According to its audience, Scarlett Johansson’s ass-kicker action movie Lucy isn’t all that good at a Rotten Tomatoes rating of just 45%. Our own Cameron Ward gave it a 3 out of 5. “There to entertain” rather than anything else, it’s nevertheless proven itself a giant at the box office, wiping the floor with Dwayne “The Rock” Johnson’s Hercules to the tune of $94 million worldwide – and that’s with Lucy only a week into its UK release. The story itself isn’t too much to look at, and neither is Johansson’s character (though her own charisma is ever present). As LA Weekly would have it, if you love female-led movies, don’t support this one.
But is that a useful sentiment to lead with? It’s true that the vacuous action of Lucy, where the character’s strength lies in her arms rather than her heart, isn’t anywhere near the end game we should be aiming for; but all that one-note thinking reflects the cold, hard facts of one-note box office numbers. The cold, hard fact to take away is that Lucy has blown her competition out of the water whilst Hollywood is still living ten years in the past, griping over box office flops like Elektra and Catwoman. The wheels of the movie machine have, it seems, ground slower that the audiences coming to see them.
Those audience have proven exponentially female. As the young male audience begin to drop away in larger numbers the industry is failing to keep up; the only studios really paying attention seem to be Disney, who have released more female-fronted films in the last year than most studios have in a decade, and the bods behind The Hunger Games and Divergent franchises. Along with those two YA behemoths, Frozen and Maleficent have trailed the way for the R-rated Lucy to come kicking and screaming into the box office. Fifty percent of Lucy’s seats in the first weekend were female.
Shockingly (or not), the fastest-rising cinema demographic will turn up to see themselves on screen.
So that’s that particular myth blown out of the water. It’s now categorical that female-led films are not the poison the Hollywood spin machine wants them to be, with the numbers not so much mythic as they are majestic. And they’re not just box office earners; last year’s female-fronted Gravity swept the awards board, proving that the critical acclaim can easily accompany earning potential.
The numbers are in and the new regime is ready; if you want to make your production budget back in one weekend, put a woman front and centre in your film. But this is only step one in a much longer, harder battle. Moving from the world of box office fact to skillful fiction, it’s not enough to stick the proverbial Strong Female Character into your film and call it a job well done. So it might be true that the action genre is not always the place to find full, fleshed-out characters. Franchises like The Expendables exist on the idea of character rather than any concrete effort, and it’s easy to wonder if the proposed “female version” will do the same. Even Maleficent stripped the nuances out of the character, reverting the world back to black and white when the most interesting female leads are shades of grey (as long as there aren’t fifty of them, anyway).

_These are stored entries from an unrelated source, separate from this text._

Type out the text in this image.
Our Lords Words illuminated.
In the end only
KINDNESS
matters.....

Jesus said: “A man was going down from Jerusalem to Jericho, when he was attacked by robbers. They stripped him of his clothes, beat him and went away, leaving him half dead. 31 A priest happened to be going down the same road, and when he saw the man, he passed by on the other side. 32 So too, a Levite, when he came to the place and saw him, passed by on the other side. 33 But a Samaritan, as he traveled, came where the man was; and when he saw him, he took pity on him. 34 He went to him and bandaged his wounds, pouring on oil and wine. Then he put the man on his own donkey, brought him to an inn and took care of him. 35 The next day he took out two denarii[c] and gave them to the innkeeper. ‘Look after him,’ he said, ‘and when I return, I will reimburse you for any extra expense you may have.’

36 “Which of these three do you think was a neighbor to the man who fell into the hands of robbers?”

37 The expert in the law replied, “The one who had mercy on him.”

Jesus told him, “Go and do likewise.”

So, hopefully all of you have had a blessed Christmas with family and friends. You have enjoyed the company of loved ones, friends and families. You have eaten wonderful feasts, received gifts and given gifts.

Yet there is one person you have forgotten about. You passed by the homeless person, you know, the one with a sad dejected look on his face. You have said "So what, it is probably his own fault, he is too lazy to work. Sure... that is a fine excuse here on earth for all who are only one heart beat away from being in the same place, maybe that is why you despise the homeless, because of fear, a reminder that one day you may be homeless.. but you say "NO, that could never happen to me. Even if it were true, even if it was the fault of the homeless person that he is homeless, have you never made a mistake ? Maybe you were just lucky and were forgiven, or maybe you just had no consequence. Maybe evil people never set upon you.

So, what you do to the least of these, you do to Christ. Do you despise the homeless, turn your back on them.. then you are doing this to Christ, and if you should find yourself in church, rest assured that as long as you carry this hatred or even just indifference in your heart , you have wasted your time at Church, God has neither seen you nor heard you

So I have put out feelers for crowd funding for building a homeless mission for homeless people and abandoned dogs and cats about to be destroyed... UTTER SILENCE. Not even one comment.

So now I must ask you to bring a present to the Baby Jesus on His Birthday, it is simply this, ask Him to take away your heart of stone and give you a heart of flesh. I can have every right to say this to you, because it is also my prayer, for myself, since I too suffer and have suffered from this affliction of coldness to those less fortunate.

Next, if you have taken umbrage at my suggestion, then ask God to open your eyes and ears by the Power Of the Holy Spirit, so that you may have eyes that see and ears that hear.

No, what needs to be done is to take those numbers and turn them into something special. The action genre has plenty of room for women who aren’t Angelina Jolie or Scarlett Johansson, something their trailblazing has hopefully highlighted, but it’s time to turn that earning potential to other genres – and genre is the word. Hope seems to rest in the franchise, where the worked done by Katniss Everdeen and Tris may be followed by a female Ghostbusters reboot and an as-yet-unnamed female-led film in the Amazing Spider-Man universe. “Nerd”, the thinking-woman’s genre, is the place to be female right now.
Sadly and somewhat surprisingly, this doesn’t extend to the Daddy of the genre franchise, Marvel. Asked about the phenomenal success of Lucy and its star Johansson, who arguably earned her fighting moves by playing their very own Black Widow, Feige brushed off calls for her own movie with his well-worn “timing” excuse. According to Feige, the main obstacle to a Black Widow movie is juggling so many character spin-offs at once within a military-precision timeline; meaning that a man who makes friends with ants has been placed above the franchise’s only visible female lead since the word go.
So whilst the success of Lucy has blown the cobwebs off the radical idea that women can storm a box office weekend, there’s still more than some way to go to convince the bigwigs that female-led films are the ones their now female-led audience want to see. We’re seemingly no closer to a Black Widow movie than we were when Iron Man went supernova in 2008, and the chances of a female Bourne or Bond getting their time in the sun could be a little ways off.
But the truth is out there, in a sequence of numbers reading $269 million and counting. That’s one box office boom that won’t go back in the box.